Fri Sep 30, 2011 3:04pm EDT



 * Treasuries prices rise on quarter-end rebalancing
 * Bonds benefit from reduced risk appetite as stocks fall
 * Fed to buy and sell $44 bln Treasuries in October
 * Long-dated debt on track for best quarter since Q4 2008
 (Adds 1st Operation Twist schedule, updates prices)
 By Karen Brettell
 NEW YORK, Sept 30 (Reuters) - U.S. Treasuries prices jumped
on Friday as global economic fears knocked stocks lower and
raised demand for low-risk debt, while long bonds also
benefited from demand to rebalance positions for quarter-end.
 Thirty-year bonds led the rally, as investors sought out
longer maturities partly to match their portfolio benchmarks.

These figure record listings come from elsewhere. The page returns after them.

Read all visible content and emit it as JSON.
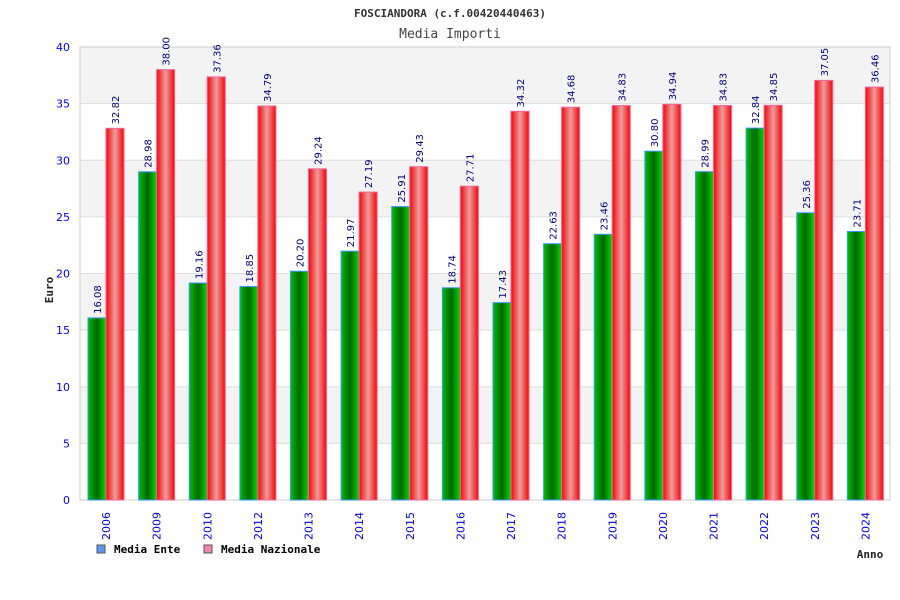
{
  "chart_data": {
    "type": "bar",
    "title": "FOSCIANDORA (c.f.00420440463)",
    "subtitle": "Media Importi",
    "xlabel": "Anno",
    "ylabel": "Euro",
    "ylim": [
      0,
      40
    ],
    "yticks": [
      0,
      5,
      10,
      15,
      20,
      25,
      30,
      35,
      40
    ],
    "categories": [
      "2006",
      "2009",
      "2010",
      "2012",
      "2013",
      "2014",
      "2015",
      "2016",
      "2017",
      "2018",
      "2019",
      "2020",
      "2021",
      "2022",
      "2023",
      "2024"
    ],
    "series": [
      {
        "name": "Media Ente",
        "color": "#00aa00",
        "legend_color": "#5599ee",
        "values": [
          16.08,
          28.98,
          19.16,
          18.85,
          20.2,
          21.97,
          25.91,
          18.74,
          17.43,
          22.63,
          23.46,
          30.8,
          28.99,
          32.84,
          25.36,
          23.71
        ]
      },
      {
        "name": "Media Nazionale",
        "color": "#ff0000",
        "legend_color": "#ee88aa",
        "values": [
          32.82,
          38.0,
          37.36,
          34.79,
          29.24,
          27.19,
          29.43,
          27.71,
          34.32,
          34.68,
          34.83,
          34.94,
          34.83,
          34.85,
          37.05,
          36.46
        ]
      }
    ],
    "grid": true,
    "legend": "bottom-left"
  }
}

 Long-dated Treasuries are on track for their best quarterly
performance since the last three months of 2008 during the
height of the global credit crisis.
 Fears over the euro zone debt crisis and anticipation of
the Federal Reserve's $400 billion program to extend the
maturity of its Treasuries holdings compounded the fervor for
U.S. government debt.
 The Fed's latest stimulus measure, dubbed "Operation
Twist," involves the central bank purchasing the majority of
net long bond issuance.
 "People need to have duration and people are very fearful
that the Federal Reserve program is going to take all the
securities out of the market," said Chris Ahrens, interest rate
strategist at UBS in Stamford, Connecticut.

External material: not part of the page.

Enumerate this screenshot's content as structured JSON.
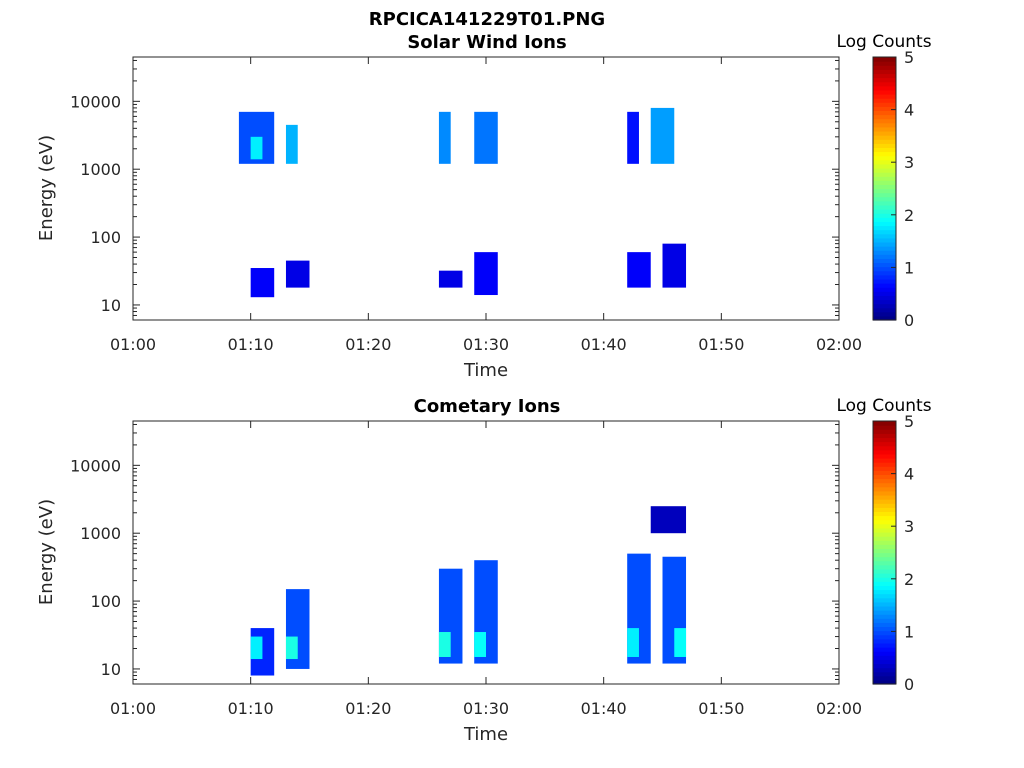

 "They may need to move now rather than wait until later
when nothing's available."
 The New York Federal Reserve, which will conduct the
operation, said on Friday it will sell $44 billion in
short-dated Treasuries from its portfolio and buy the same
amount of longer-dated issues in the open market in October.

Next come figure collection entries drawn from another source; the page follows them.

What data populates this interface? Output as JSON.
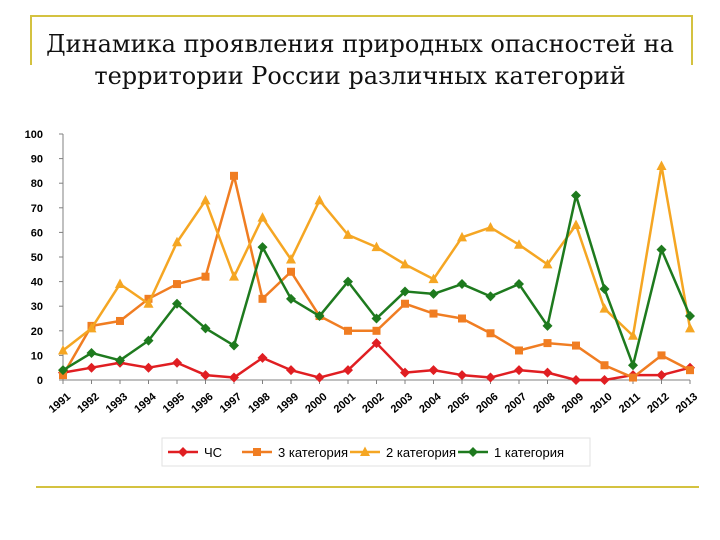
{
  "slide": {
    "title_line1": "Динамика проявления природных опасностей на",
    "title_line2": "территории России различных категорий"
  },
  "colors": {
    "accent_lines": "#d4c240",
    "chs": "#e01e22",
    "cat3": "#f07d22",
    "cat2": "#f5a623",
    "cat1": "#1e7a1e"
  },
  "chart_data": {
    "type": "line",
    "title": "",
    "xlabel": "",
    "ylabel": "",
    "categories": [
      "1991",
      "1992",
      "1993",
      "1994",
      "1995",
      "1996",
      "1997",
      "1998",
      "1999",
      "2000",
      "2001",
      "2002",
      "2003",
      "2004",
      "2005",
      "2006",
      "2007",
      "2008",
      "2009",
      "2010",
      "2011",
      "2012",
      "2013"
    ],
    "ylim": [
      0,
      100
    ],
    "yticks": [
      0,
      10,
      20,
      30,
      40,
      50,
      60,
      70,
      80,
      90,
      100
    ],
    "grid": false,
    "legend_position": "bottom",
    "series": [
      {
        "name": "ЧС",
        "marker": "diamond",
        "color": "#e01e22",
        "values": [
          3,
          5,
          7,
          5,
          7,
          2,
          1,
          9,
          4,
          1,
          4,
          15,
          3,
          4,
          2,
          1,
          4,
          3,
          0,
          0,
          2,
          2,
          5
        ]
      },
      {
        "name": "3 категория",
        "marker": "square",
        "color": "#f07d22",
        "values": [
          2,
          22,
          24,
          33,
          39,
          42,
          83,
          33,
          44,
          26,
          20,
          20,
          31,
          27,
          25,
          19,
          12,
          15,
          14,
          6,
          1,
          10,
          4
        ]
      },
      {
        "name": "2 категория",
        "marker": "triangle",
        "color": "#f5a623",
        "values": [
          12,
          21,
          39,
          31,
          56,
          73,
          42,
          66,
          49,
          73,
          59,
          54,
          47,
          41,
          58,
          62,
          55,
          47,
          63,
          29,
          18,
          87,
          21
        ]
      },
      {
        "name": "1 категория",
        "marker": "diamond",
        "color": "#1e7a1e",
        "values": [
          4,
          11,
          8,
          16,
          31,
          21,
          14,
          54,
          33,
          26,
          40,
          25,
          36,
          35,
          39,
          34,
          39,
          22,
          75,
          37,
          6,
          53,
          26
        ]
      }
    ]
  }
}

 (For more on the Fed's October operations, click on:
here)
 Fed purchases will now absorb most new long-maturity debt
supply, with only around $3 billion to be left out of $42
billion sold per quarter, according to TD Securities.
 Investors have also been selling shorter-dated debt ahead
of the Fed's sales of these maturities.
 Three-year Treasury yields, for example, have increased to
0.42 percent from 0.29 percent before the Fed's announcement,
though they remain near their record lows of 0.27 percent.
 Reduced appetite for risk ahead of the weekend and worries
over the global economy, which sent stock prices lower, also
increased the relative attractiveness of U.S. government debt.
 U.S. stocks fell as China's manufacturing shrank and
stirred fears the global economy was slowing. The Standard &
Poor's 500 index .SPX was down 1.5 percent. See [.N]
 Benchmark 10-year notes US10YT=RR were last up 23/32 in
price to yield 1.92 percent, down 8 basis points from Thursday.
Thirty-year bonds US30YT=RR jumped 2-30/32 in price to yield
2.92 percent, down from 14 basis points from Thursday.